O texto aprovado trouxe outras importantes atualizações, como definições mais robustas de desmatamento e degradação florestal, que garantirão maior proteção das florestas contra a expansão agrícola e práticas destrutivas de extração de madeira, proteção mais forte dos direitos humanos, especialmente os direitos dos povos indígenas e comunidades locais, e a inclusão de instituições financeiras europeias entre as empresas que serão fiscalizadas. Com isso, as carteiras de investimento destes bancos terão que fazer o trabalho de diligência prévia, ou seja, um processo robusto de verificação para comprovar que não existe ligação do financiamento a projetos e empresas que promovem a destruição de florestas.

E o Brasil com isso?

Uma das medidas estipuladas na nova lei é a necessidade de rastreabilidade dos produtos da fonte até o destino final, um dos grandes problemas da carne e da soja brasileira, onde as empresas ainda se arrastam para cumprir suas promessas de zerar o desmatamento das cadeias produtivas. Na votação, foi mantida a necessidade de fornecer a geolocalização da área de produção do produto comercializado. 
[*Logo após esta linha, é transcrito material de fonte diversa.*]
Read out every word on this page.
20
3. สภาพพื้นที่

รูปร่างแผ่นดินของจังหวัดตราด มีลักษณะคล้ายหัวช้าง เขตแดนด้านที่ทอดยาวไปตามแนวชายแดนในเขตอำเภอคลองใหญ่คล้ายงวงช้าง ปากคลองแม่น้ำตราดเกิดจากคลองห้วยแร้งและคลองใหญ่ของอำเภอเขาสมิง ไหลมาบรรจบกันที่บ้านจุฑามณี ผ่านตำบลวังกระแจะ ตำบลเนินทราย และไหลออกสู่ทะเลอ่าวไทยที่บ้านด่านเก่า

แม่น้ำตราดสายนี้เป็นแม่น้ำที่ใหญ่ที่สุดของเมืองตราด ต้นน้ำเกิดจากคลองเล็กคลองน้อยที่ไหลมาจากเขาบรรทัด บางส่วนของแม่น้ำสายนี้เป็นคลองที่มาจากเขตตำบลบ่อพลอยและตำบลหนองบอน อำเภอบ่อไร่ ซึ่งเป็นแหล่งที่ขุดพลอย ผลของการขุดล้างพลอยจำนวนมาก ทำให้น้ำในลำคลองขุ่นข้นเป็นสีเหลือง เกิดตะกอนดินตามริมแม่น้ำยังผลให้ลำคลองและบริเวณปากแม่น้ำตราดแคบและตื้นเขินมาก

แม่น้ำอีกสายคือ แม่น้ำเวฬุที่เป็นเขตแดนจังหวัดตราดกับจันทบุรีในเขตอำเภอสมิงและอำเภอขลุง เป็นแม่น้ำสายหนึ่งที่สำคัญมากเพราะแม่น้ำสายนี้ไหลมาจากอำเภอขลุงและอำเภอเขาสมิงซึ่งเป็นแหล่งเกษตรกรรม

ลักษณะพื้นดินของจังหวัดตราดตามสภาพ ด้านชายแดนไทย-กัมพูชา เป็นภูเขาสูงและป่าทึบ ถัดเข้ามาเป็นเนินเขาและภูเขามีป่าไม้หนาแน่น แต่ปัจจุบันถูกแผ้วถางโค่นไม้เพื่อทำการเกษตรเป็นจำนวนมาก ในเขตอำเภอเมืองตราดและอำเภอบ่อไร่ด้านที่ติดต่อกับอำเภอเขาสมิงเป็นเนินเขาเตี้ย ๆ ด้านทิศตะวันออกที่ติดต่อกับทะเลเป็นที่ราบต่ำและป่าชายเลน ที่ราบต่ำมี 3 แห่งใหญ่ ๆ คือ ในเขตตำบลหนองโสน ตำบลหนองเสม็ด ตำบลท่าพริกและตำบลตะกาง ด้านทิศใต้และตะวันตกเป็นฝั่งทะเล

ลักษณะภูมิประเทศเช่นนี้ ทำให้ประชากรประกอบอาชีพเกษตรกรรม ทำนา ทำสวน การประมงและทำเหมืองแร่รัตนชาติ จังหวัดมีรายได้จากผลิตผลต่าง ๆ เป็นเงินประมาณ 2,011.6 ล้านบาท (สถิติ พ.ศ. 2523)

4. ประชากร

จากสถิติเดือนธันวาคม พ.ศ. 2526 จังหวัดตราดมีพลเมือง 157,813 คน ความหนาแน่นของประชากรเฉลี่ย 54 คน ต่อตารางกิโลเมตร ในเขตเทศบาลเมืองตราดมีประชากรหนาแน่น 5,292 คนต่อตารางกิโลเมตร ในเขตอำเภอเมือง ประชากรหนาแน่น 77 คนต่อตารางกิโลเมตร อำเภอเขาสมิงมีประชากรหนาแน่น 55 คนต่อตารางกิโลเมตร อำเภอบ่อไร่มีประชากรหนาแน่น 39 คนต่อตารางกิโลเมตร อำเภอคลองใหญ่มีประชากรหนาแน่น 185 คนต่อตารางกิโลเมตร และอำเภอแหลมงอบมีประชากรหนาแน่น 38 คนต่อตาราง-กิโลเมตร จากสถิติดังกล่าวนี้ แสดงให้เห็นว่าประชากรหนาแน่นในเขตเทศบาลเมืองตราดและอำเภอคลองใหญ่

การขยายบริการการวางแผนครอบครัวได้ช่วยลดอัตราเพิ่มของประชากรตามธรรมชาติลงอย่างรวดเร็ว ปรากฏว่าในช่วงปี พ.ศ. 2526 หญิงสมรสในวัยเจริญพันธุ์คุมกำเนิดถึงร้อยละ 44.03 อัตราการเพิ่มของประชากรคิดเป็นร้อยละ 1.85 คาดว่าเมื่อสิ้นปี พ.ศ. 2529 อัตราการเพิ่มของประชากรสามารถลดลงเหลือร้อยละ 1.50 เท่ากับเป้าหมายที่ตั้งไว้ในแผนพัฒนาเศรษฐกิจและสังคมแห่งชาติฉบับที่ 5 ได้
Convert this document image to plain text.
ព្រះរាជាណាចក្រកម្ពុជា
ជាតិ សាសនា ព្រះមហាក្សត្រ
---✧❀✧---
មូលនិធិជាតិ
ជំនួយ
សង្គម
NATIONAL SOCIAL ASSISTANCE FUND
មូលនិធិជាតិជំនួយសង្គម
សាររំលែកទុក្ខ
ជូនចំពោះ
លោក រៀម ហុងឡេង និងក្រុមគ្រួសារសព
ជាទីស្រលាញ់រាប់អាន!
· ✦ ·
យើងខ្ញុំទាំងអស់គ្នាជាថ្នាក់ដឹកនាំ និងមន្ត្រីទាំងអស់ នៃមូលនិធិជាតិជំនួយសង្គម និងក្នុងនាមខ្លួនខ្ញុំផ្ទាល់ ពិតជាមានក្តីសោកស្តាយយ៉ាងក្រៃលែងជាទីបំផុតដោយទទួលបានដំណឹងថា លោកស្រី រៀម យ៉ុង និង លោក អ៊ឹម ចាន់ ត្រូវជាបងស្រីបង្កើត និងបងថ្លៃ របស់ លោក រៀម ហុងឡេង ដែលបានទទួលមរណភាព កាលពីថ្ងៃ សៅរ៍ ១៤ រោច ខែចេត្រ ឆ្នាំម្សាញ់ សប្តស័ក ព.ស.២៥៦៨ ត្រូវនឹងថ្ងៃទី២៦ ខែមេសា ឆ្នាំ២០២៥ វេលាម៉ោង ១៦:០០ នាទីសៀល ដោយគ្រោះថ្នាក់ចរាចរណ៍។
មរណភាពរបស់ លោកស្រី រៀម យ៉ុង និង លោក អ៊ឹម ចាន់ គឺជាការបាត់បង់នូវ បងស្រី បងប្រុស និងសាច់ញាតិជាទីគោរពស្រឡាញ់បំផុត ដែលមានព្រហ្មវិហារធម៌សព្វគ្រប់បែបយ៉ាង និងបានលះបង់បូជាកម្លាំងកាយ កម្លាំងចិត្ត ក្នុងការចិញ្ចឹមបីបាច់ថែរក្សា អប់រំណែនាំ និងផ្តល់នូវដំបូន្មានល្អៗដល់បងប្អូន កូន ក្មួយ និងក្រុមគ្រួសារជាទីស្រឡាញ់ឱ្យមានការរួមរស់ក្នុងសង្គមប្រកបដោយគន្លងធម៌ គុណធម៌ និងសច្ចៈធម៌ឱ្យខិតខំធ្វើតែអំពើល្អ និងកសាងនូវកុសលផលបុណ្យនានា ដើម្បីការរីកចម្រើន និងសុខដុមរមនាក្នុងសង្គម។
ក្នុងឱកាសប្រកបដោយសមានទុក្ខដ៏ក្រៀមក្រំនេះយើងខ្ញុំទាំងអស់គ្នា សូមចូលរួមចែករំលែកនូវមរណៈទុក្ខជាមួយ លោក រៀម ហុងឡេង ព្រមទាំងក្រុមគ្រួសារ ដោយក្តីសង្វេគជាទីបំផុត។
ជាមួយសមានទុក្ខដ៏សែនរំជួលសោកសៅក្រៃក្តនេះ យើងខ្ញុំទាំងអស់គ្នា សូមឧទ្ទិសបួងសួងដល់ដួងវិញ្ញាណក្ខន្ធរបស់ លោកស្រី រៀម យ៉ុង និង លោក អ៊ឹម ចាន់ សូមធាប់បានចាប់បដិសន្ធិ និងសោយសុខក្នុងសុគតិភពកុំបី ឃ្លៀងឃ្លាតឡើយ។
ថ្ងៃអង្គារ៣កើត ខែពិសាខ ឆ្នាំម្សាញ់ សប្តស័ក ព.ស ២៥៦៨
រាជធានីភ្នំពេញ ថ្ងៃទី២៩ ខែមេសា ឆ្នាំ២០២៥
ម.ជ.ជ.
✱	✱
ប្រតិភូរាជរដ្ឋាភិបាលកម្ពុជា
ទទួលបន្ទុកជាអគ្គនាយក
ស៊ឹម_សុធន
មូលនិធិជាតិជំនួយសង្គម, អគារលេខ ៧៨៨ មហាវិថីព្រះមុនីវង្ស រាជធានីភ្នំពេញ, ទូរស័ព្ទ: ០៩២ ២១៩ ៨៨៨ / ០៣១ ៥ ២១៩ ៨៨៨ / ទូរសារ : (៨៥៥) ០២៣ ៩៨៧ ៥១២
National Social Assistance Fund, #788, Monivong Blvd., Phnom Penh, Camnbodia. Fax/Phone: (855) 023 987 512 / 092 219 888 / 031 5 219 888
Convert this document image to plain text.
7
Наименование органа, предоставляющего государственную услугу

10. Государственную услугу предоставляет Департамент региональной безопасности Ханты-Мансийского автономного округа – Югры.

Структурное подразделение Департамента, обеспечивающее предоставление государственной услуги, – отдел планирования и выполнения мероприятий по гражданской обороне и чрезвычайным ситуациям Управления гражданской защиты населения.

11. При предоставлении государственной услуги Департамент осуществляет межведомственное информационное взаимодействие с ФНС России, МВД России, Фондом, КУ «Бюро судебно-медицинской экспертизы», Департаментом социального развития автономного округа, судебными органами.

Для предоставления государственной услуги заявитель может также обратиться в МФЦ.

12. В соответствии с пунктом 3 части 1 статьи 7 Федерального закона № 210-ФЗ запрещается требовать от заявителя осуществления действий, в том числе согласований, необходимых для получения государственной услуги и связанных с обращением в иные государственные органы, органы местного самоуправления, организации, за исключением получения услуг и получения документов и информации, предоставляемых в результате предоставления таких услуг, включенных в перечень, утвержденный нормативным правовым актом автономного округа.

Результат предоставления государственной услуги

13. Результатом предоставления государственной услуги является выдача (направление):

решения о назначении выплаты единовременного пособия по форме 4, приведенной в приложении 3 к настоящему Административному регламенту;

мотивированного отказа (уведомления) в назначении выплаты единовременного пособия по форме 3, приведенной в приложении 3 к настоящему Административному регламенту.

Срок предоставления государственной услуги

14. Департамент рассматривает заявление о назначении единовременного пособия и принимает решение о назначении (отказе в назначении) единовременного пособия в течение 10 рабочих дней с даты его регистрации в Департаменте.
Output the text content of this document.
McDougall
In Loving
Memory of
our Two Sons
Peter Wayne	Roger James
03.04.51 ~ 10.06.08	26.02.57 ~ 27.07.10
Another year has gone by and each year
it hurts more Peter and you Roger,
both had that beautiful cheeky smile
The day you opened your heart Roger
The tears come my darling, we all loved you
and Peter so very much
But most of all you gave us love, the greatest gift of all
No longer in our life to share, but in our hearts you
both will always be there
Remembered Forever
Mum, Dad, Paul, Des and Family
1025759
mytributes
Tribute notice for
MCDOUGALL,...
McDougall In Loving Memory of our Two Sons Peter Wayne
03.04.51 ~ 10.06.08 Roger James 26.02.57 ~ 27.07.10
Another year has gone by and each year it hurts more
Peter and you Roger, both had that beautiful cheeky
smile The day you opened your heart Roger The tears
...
A falta da  rastreabilidade total (de ponta a ponta) das cadeias favorece, por exemplo, a entrada de gado irregular na cadeia. Isso acontece porque o animal pode passar por diferentes fazendas ao longo do seu crescimento, e algumas delas podem apresentar desmatamento e/ou violações de direitos humanos. Mas, na hora da venda, o processo é realizado por uma fazenda regularizada. 

Apesar do governo brasileiro ter questionado a legislação sob o argumento de que a lei não traria benefícios ambientais, violaria as regras da Organização Mundial do Comércio (OMC) e traria impactos sociais, sabe-se que esforços para mitigar a crise climática são necessários e, além disso, o país tem plenas condições de atender critérios rígidos de rastreabilidade. No passado, o Brasil aumentou sua produção ao passo que o desmatamento foi reduzido.  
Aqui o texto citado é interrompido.